Ik proef in je woorden dat je de cultuursector te gemakzuchtig en te defensief vindt? ‘Nee, maar ik zie wel de noodzaak om in dit stadium creatiever én zakelijker op te trekken en om van de nood een deugd te maken. Kijk naar de honderd musici die hun baan bij de omroeporkesten dreigen te verliezen. Zij proberen nu met behulp van het frictiekostenbudget tot een nieuw orkest van zzp’ers te komen. Ik bepleit bij de staatssecretaris dat hij dit soort initiatieven kansen geeft.’

De Raad voor Cultuur gaat nu ook extra letten op aspecten van cultureel ondernemerschap. Jullie hebben er zelfs twee externe bureaus op gezet. Overigens niet de voor de hand liggende als BMC of Berenschot, maar kleinere, minder bekende spelers. ‘Hoe die selectie precies is gegaan weet ik niet, maar alles volgens de regels die daarvoor gelden.’

Belangrijker is wat die bureaus voor jullie moeten gaan doen. ‘Zeker, daar gaat het om. Het is bekend dat de Raad bij de beoordeling ook het ondernemerschap gaat meewegen. De staatssecretaris heeft daar ook om gevraagd. Dit betekent dat we erop gaan letten of de businessmodellen kloppen, hoe de budgetprognoses eruitzien, wat instellingen aan marketing denken te gaan doen. Hoe zit het met de kosten? De overheadkosten bij orkesten variëren nogal, bij een zelfde aantal concerten. Hoe is dat verklaarbaar? De culturele instellingen hebben, naar mijn idee, nog te veel de neiging alleen naar zichzelf te kijken, niet naar hun collega’s. Van benchmarks valt veel te leren.’ En hanteer het systeem van best practices.’

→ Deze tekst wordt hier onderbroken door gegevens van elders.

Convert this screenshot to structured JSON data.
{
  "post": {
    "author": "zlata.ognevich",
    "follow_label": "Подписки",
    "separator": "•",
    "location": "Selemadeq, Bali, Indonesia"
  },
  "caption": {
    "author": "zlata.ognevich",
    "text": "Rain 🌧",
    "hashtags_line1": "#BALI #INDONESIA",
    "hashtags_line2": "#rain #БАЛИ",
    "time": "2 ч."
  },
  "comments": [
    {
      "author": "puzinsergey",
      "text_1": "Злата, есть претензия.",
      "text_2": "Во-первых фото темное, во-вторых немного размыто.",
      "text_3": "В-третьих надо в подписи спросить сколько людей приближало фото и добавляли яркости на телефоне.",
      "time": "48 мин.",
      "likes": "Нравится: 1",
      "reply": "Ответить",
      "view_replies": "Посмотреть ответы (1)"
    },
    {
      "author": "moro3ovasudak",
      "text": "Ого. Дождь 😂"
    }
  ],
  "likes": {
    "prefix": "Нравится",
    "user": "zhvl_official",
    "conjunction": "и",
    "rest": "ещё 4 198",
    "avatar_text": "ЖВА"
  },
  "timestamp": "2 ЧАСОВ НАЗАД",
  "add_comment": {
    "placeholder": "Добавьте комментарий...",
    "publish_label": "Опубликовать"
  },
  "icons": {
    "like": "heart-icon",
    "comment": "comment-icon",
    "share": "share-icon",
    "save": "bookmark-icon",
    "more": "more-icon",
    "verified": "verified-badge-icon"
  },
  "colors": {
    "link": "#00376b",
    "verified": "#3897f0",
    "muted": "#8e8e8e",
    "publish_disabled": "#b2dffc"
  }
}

Je hebt verschillende workshops gevolgd tijdens de BMC Cultuurconferentie. Een inspirerende middag? ‘Jazeker! Ik vond bijvoorbeeld de workshop over de poppodia heel stimulerend. In sommige opzichten is er niet zo’n groot verschil tussen de wereld van de popbands en die van de ensembles. De honoraria bijvoorbeeld lopen helemaal niet zo ver uiteen. Sommige podia werken met opzet met vrijwilligers, niet alleen om de kosten te drukken. Via die vrijwilligers weten ze welke bandjes hip zijn en welke bandjes je moet programmeren voor welk publiek. Kan dat elders niet ook wat meer gebeuren? Ik kan me voorstellen dat in plaats van betaalde krachten vrijwilligers (‘Vrienden van…’) bezoekers in de concertzalen naar hun plaatsen leiden.’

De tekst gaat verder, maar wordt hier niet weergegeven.